Он знал, что все это и помогло ему завоевать его место среди блеска и великолепия «Пера Луны». Именно благодаря этим качествам он не занимался тем, чему он, затаив дыхание, обучался в ремесленном училище: производством «ящиков для хранения вещей» и продажей их всем, кому бы они ни понадобились, а проще говоря, не стал гробовщиком. Тем не менее, когда прогрессивное «Перо Луны» превратилось в антикварное «Перо Луны», он предпочел погружаться вместе с ним, и потому позволил своим костюмам пылиться нетронутыми на открытом воздухе, а носки стал класть, не разбирая, то в «рубашечный», то в «бельевой» ящик, то вообще куда попало. В этом новом беззаботном состоянии ему часто случалось отправлять обратно в стирку совершенно чистые, ни разу не ношенные вещи – обычная эксцентричность обедневших холостяков. И все это свершалось прямо перед обложками его любимых модных журналов, которые в то время были буквально переполнены статьями популярных авторов, направленными против пугающих бесстыдств осуждаемых бедняков, как то: покупка приличных сорочек и съедобного мяса, а также того факта, что они предпочитали надежные инвестиции в ювелирные украшения солидным вложениям в четырехпроцентные облигации!
Безусловно, время было странное и, более того, все это вызывало сожаление всех достойных богобоязненных людей. Ведь именно тогда впервые в истории Республики любому негру, находившемуся к северу от Джорджии, стали давать сдачу с долларовой банкноты! Но, поскольку в то время цент по покупательной способности быстро приближался к китайскому убо и превращался в призрак, который лишь изредка материализовывался после покупки коробки спичек и мог быть потрачен лишь на одно-единственное взвешивание у врача, когда вам необходимо было выяснить свой точный вес – это, возможно, и не являлось таким уж необъяснимым феноменом, как казалось на первый взгляд. Тем не менее, времена наступили странные, поскольку Мерлин Грейнджер совершил то, что он совершил, – а именно рискованный и необдуманный шаг, заключавшийся в предложении «руки и сердца» мисс Мастерс. А что еще более странно – она его приняла!

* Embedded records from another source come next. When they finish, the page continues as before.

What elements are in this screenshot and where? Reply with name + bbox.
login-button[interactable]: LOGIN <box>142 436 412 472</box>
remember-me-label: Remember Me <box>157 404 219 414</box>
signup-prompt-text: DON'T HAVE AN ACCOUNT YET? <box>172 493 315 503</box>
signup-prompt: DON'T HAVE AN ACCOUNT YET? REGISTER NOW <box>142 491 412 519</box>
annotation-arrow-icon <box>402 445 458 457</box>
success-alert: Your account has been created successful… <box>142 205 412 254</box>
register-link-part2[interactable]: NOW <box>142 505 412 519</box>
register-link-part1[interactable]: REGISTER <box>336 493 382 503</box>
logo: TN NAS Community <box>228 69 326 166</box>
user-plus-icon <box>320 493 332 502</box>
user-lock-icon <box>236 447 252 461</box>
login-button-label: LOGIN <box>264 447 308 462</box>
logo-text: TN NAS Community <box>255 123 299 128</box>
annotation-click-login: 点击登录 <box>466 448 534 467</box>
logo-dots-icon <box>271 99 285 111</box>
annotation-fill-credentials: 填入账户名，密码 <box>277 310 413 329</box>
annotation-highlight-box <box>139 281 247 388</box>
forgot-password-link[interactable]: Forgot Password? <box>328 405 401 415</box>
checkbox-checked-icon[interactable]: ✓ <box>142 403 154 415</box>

Предложение прозвучало в один из субботних вечеров у Пульпата, за бутылкой слегка разбавленной vin ordinaire воды стоимостью доллар семьдесят пять.
– От вина у меня всегда начинает звенеть в ушах, а у вас? – весело щебетала мисс Мастерс.
– Да, – не слыша, ответил Мерлин; затем, после долгой взвешенной паузы, сказал: – Мисс Мастерс… Оливия… Послушай, я хочу тебе сказать…
Звон в ушах мисс Мастерс, которая знала, что сейчас последует, усилился настолько, что она чуть не упала в обморок от чрезмерного нервного напряжения. Но ее «Да, Мартин!» прозвучало безо всякого выдоха или дрожи, вызванных внутренним беспокойством. И Мерлин тоже смог вдохнуть снова появившийся вокруг неведомо откуда воздух.
– Я не обладаю состоянием, – сказал он, как бы делая заявление. – Я не обладаю никаким состоянием.
Их взгляды встретились, задержались, в глазах появилось томление, мечта и предвкушение счастья.
– Оливия, – сказал он, – я люблю тебя.
– И я тебя, Мерлин, – произнесла она. – Закажем еще бутылочку вина?
– Да, – воскликнул он, и его сердце учащенно забилось. – Ты хочешь…
– Выпить за нашу помолвку! – продолжила она. – Пусть она будет краткой!
– Нет! – почти что крикнул он, яростно стукнув кулаком по столу. – Пусть она длится вечно!